In October 1915 president Wilson decides to acknowledge a new government, led by Venustiano Carranza. In doing so he incurs the wrath of one of Carranza’s opponents, Francisco Villa, better known as Pancho Villa, since he fled into the mountains after killing the rapist of his sister, so the story goes.

In April 1915 Pancho Villa had suffered a grim defeat in the Battle of Celaya. With French fervour Villa attacked, but his opponent proved a beter student of the war on the European continent. Pancho Villa’s men got hopelessly entangled in the defensive positions of Carranza’s troops.

It seemed that Villa had played out his role, but he did not admit defeat. Was it pure revenge or an attempt to pit Carranza against Wilson?  Whatever the case, in May 1916 Pancho Villa crosses the border with more than 400 men. The Villistas are targeting the sleepy border town of Columbus, New Mexico. The raid has to be paid for with the lives of eighteen Americans and about seventy Villistas.

America’s answer soon follows. Columns of soldiers, commanded by general John J. ‘Black Jack’ Pershing, invade Mexico. America now has its own little war. But the hunt for Pancho Villa, El Centauro del Norte, remains without success. After eleven months the punitive expedition is abandoned. American soldiers have not only battled with followers of Pancho Villa, but also with Mexican government troops. This was because Carranza did not tolerate American interference. Which then to the Germans was a reason to start intriguing, with the familiar result.

Pancho Villa has also been called the Mexican Robin Hood. He divided the land of conquered haciendas among farmers and soldiers. He imposed taxes on landowners. He robbed trains. He proclaimed himself governor of Chihuahua. He printed his own money. He even created his own legend.

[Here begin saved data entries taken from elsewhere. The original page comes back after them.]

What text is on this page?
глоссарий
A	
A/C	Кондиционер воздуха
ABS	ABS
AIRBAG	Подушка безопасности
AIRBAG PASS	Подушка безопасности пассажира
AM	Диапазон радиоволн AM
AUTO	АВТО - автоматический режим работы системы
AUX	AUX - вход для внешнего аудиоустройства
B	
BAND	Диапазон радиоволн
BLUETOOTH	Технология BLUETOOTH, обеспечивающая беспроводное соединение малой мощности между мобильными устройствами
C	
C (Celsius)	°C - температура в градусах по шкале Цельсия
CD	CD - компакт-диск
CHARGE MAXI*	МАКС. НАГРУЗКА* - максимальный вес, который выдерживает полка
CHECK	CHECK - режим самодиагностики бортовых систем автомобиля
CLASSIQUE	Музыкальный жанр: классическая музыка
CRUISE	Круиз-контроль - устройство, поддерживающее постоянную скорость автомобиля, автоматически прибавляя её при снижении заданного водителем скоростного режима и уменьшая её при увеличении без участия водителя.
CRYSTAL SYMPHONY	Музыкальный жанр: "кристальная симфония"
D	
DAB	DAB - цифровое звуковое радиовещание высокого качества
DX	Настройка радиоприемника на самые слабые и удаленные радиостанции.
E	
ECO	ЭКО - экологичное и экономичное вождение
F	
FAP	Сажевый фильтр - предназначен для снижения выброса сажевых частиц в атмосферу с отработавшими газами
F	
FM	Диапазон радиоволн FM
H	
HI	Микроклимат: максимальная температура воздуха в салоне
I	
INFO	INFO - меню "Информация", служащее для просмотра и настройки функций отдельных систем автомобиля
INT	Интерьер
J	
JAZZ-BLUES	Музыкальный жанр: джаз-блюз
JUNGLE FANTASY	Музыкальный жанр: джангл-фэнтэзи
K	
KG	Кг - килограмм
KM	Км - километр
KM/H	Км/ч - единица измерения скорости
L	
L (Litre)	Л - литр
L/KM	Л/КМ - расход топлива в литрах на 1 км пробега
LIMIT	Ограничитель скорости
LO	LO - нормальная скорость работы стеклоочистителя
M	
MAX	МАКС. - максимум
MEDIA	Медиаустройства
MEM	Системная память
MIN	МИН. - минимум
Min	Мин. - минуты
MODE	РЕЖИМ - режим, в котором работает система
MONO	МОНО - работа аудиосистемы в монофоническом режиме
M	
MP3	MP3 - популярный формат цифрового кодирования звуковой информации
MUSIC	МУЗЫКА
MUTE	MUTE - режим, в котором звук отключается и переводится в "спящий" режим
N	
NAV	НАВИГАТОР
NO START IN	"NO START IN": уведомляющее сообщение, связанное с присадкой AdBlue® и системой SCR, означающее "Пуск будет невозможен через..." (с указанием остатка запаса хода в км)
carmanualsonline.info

What is true in any case is that he played the leading role in his own films. In 1912 an American production, ‘Life of Villa’, appears. And another two years later a Hollywood crew travels to Mexico again. The title of the new film is somewhat longer: ‘The Life of General Villa’. The contract, in which Villa promises the crew that they can film him during the Battle of Ojinaga, has been fully preserved, but unfortunately the film itself has not, apart from one or two scenes. In 2003 Antonio Banderas plays the star role in a film about the curious collaboration between Hollywood and the Mexican caudillo. The title of the film is really a nice one: ‘And starring Pancho Villa as himself’.

There is also a bestseller about him. American journalist John Reed associated with Pancho Villa for a while. Reed became known as the writer of ‘Ten Days that shook the world’, an eyewitness account of the Bolshevik revolution in Russia. He published his adventures with Pancho Villa under the title ‘Insurgent Mexico’.

Pancho Villa continued his guerilla war until 1920 with a small army of peasants, cowboys and unemployed miners. His reputation is marked by cruelties. Especially the Chinese suffer under his hands. In 1920 Pancho Villa makes peace with the Mexican government, but by doing so he does not save his own skin. In 1923 hired murderers killed him by pumping an enormous quantity of lead into his body. They leave him in his car, a Dodge, American make, riddled with bullets.